LILONGWE, - February 27, 2024 - Malawi has taken bold actions to stabilize the economy, but 2023 entailed substantial economic challenges and GDP growth was only 1.6%. The resumption of energy production at the Kapichira Hydroelectric Power Plant has improved access to electricity and supported economic activity, particularly in the industry and services sectors. However, production inputs across sectors were often unavailable throughout 2023 due to foreign exchange shortages, dampening growth. This is according to the recently launched Malawi Economic Monitor, 18th Edition titled “Turning the Corner?” with a special topic, Healthy Watersheds for a Strong Economy.
Following Cyclone Freddy, agricultural output in 2023 was only marginally larger than in 2022. Rapid inflation (28% in 2023) and foreign exchange shortages throughout the year contributed to a weak business environment, further undermining economic growth. Many Malawians have been feeling the squeeze from the scarcity of available jobs and pressures on real wages. In 2023, approximately 71.7% of the population were estimated to be living below the international poverty line.
Macroeconomic imbalances persist despite stabilization measures. These measures include adjusting the exchange rate, tightening monetary policy to combat inflationary pressures, implementing fiscal, external, and monetary reforms, as well as a series of structural changes. The Reserve Bank of Malawi adjusted the exchange rate by 44% in November 2023, aiming to align with market fundamentals, but liquidity remains a challenge. Tightened monetary policy included raising the policy rate twice in 2023 to contain inflationary pressures, though money supply growth remained high. There is a notable shift towards fiscal consolidation to address unsustainable government spending and debt levels, with efforts to reduce the fiscal deficit to 7.4% of GDP in FY23/24, the first reduction in six years. However, the stock of public debt is estimated to have increased from 75.7% of GDP in 2022 to 81.3% in 2023. Public and publicly guaranteed debt remains in distress and is unsustainable, requiring timely and substantial debt restructuring.
Malawi’s economic recovery requires strong commitment to sustain reforms. Economic growth is projected to increase, driven by an improved macroeconomic environment, and sustained structural reforms. Growth is estimated to reach around 3% in 2024, primarily due to a modest easing of global commodity prices, a moderate improvement in agricultural production, and increased output bolstered by improved foreign exchange inflows. Over the medium term, growth is expected to average 4%, underpinned by ongoing and announced macroeconomic reforms designed to address external and fiscal imbalances.
The Malawi Economic Monitor highlights policy recommendations for bolstering macroeconomic stability through sustaining the ongoing macro-fiscal reforms and increasing the flexibility of the exchange rate, creating the foundations for export-led growth, and building resilience and protecting the poor.

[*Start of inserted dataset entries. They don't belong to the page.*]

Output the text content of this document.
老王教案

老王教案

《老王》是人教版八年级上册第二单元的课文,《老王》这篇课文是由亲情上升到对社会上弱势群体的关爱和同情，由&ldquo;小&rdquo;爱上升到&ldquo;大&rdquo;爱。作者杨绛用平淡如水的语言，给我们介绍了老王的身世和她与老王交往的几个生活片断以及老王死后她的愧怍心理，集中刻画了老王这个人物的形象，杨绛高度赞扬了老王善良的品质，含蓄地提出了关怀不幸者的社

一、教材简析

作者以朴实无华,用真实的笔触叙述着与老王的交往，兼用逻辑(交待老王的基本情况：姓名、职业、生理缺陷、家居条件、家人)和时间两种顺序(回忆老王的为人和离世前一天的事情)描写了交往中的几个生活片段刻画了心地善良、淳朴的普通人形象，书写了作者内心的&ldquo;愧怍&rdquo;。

This report’s Special Topic emphasizes the importance of prioritizing watershed management to bolster Malawi's economy. Through the rapid conversion of land for agriculture and widespread deforestation, Malawi has seen a dramatic loss of forest cover from 47%in 1975 to just over 20% in 2021. Runoff from degraded landscapes carries soils and agrochemicals, polluting watercourses, and wetlands and is leading to a loss of soil fertility. This is proving catastrophic for the natural resources that provide the basis for the country’s economy. Investing in watershed protection and restoration activities has the potential to substantially reduce soil erosion rates, improve crop productivity, and enhance water storage. Watersheds play a crucial role in sustaining the ecosystem, biodiversity, wildlife, agriculture, and human populations by serving as the natural resource base for all forms of life. The report highlights the need to put existing policies into practice and promote the involvement of the private sector.